- Pitcher
- Born: April 7, 1983 (age 43) Indianapolis, Indiana, U.S.
- Batted: LeftThrew: Left

MLB debut
- June 2, 2009, for the Chicago White Sox

Last appearance
- June 7, 2009, for the Chicago White Sox

MLB statistics
- Win–loss record: 0–0
- Earned run average: 13.50
- Strikeouts: 2
- Stats at Baseball Reference

Teams
- Chicago White Sox (2009);

= Wes Whisler =

American baseball player (born 1983)

Wesley Guy Whisler (born April 7, 1983) is an American former professional baseball pitcher. He played in Major League Baseball (MLB) for the Chicago White Sox in 2009.

==Amateur career==
Whisler attended Noblesville High School in Noblesville, Indiana where he was named Indiana's Mr. Baseball his senior year (2001). He was drafted out of high school in the 41st round by the Chicago Cubs, but opted to play three seasons for the UCLA Bruins. In 2002 and 2003, he played collegiate summer baseball in the Cape Cod Baseball League for the Yarmouth-Dennis Red Sox, and received the league's Outstanding Pro Prospect award in 2002.

==Professional career==
Whisler was drafted 53rd overall by the Chicago White Sox in the 2004 Major League Baseball draft and made his MLB debut on June 6, 2009, for Chicago. He appeared in three games for the White Sox with no decisions, giving up 2 earned runs in 1⅓ innings for an earned run average of 13.50. On June 18, 2010, Whisler was traded to the Florida Marlins for future considerations.
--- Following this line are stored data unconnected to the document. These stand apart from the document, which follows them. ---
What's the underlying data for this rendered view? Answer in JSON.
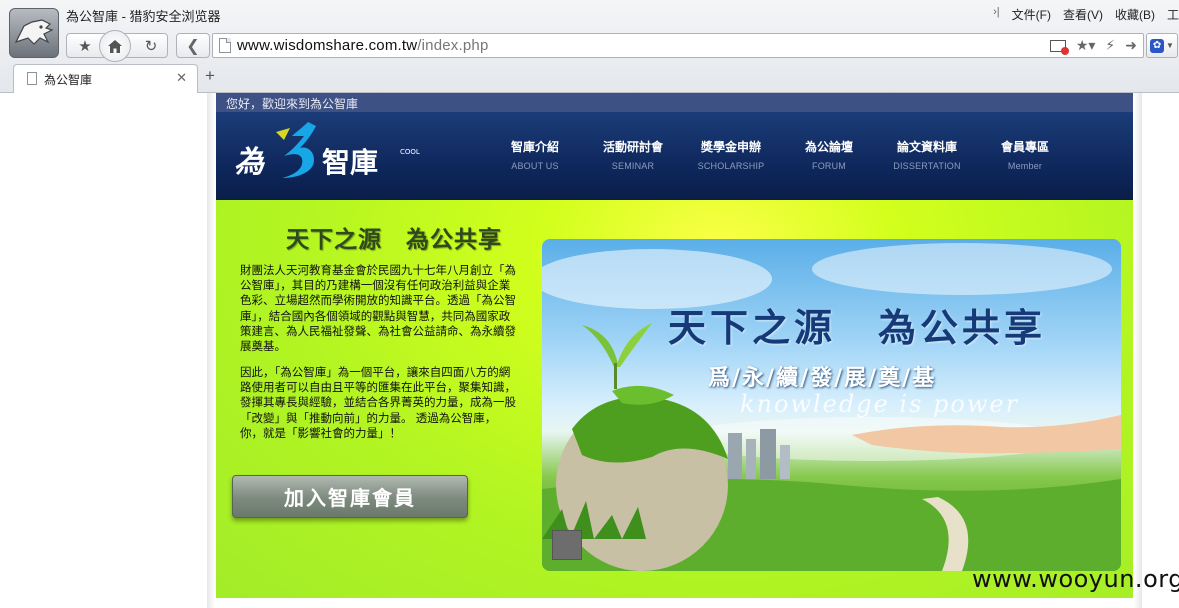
{
  "browser": {
    "window_title": "為公智庫 - 猎豹安全浏览器",
    "menu": [
      "文件(F)",
      "查看(V)",
      "收藏(B)",
      "工"
    ],
    "url_host": "www.wisdomshare.com.tw",
    "url_path": "/index.php",
    "tab_title": "為公智庫",
    "new_tab": "+"
  },
  "site": {
    "welcome": "您好，歡迎來到為公智庫",
    "nav": [
      {
        "zh": "智庫介紹",
        "en": "ABOUT US"
      },
      {
        "zh": "活動研討會",
        "en": "SEMINAR"
      },
      {
        "zh": "獎學金申辦",
        "en": "SCHOLARSHIP"
      },
      {
        "zh": "為公論壇",
        "en": "FORUM"
      },
      {
        "zh": "論文資料庫",
        "en": "DISSERTATION"
      },
      {
        "zh": "會員專區",
        "en": "Member"
      }
    ],
    "slogan": "天下之源　為公共享",
    "intro_1": "財團法人天河教育基金會於民國九十七年八月創立「為公智庫」，其目的乃建構一個沒有任何政治利益與企業色彩、立場超然而學術開放的知識平台。透過「為公智庫」，結合國內各個領域的觀點與智慧，共同為國家政策建言、為人民福祉發聲、為社會公益請命、為永續發展奠基。",
    "intro_2": "因此，「為公智庫」為一個平台，讓來自四面八方的網路使用者可以自由且平等的匯集在此平台，聚集知識，發揮其專長與經驗，並結合各界菁英的力量，成為一股「改變」與「推動向前」的力量。 透過為公智庫，你，就是「影響社會的力量」！",
    "join_button": "加入智庫會員",
    "banner": {
      "title": "天下之源　為公共享",
      "subtitle": "爲/永/續/發/展/奠/基",
      "tagline": "knowledge is power"
    }
  },
  "watermark": "www.wooyun.org",
  "colors": {
    "header_navy": "#0d2558",
    "welcome_bar": "#3e5184",
    "main_green": "#b3f522",
    "logo_cyan": "#19a6e6",
    "logo_yellow": "#d8d621"
  }
}
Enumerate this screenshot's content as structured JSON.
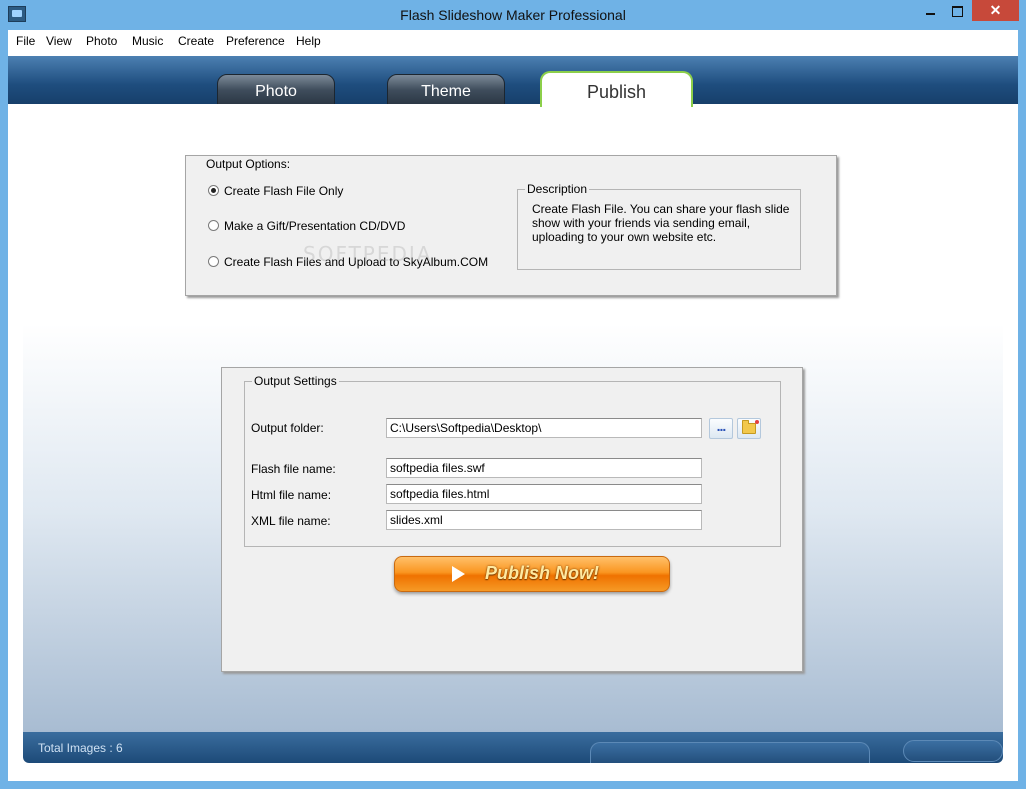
{
  "window": {
    "title": "Flash Slideshow Maker Professional"
  },
  "menu": [
    "File",
    "View",
    "Photo",
    "Music",
    "Create",
    "Preference",
    "Help"
  ],
  "tabs": {
    "photo": "Photo",
    "theme": "Theme",
    "publish": "Publish"
  },
  "output_options": {
    "legend": "Output Options:",
    "options": [
      "Create Flash File Only",
      "Make a Gift/Presentation CD/DVD",
      "Create Flash Files and Upload to  SkyAlbum.COM"
    ],
    "selected": 0,
    "description_legend": "Description",
    "description": "Create Flash File. You can share your flash slide show with your friends via sending email, uploading to your own website etc."
  },
  "output_settings": {
    "legend": "Output Settings",
    "folder_label": "Output folder:",
    "folder_value": "C:\\Users\\Softpedia\\Desktop\\",
    "browse_label": "...",
    "flash_label": "Flash file name:",
    "flash_value": "softpedia files.swf",
    "html_label": "Html file name:",
    "html_value": "softpedia files.html",
    "xml_label": "XML file name:",
    "xml_value": "slides.xml"
  },
  "publish_button": "Publish Now!",
  "status": {
    "total_images": "Total Images : 6"
  },
  "watermark": "SOFTPEDIA"
}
Whisler was granted free agent status at the conclusion of the 2010 baseball season and re-signed with the White Sox on March 8, 2011. He did not have any Major League appearances for the White Sox, instead playing for the Low A Kannapolis Intimidators, for the High A Winston-Salem Dash, Double A Birmingham Barons and finishing the season with the Charlotte Knights.

On April 24, 2012, Whisler was released after recording and 0–1 record, 6.35 ERA, two walks and two strikeouts in five and a third innings with the White Sox Triple-A team the Charlotte Knights.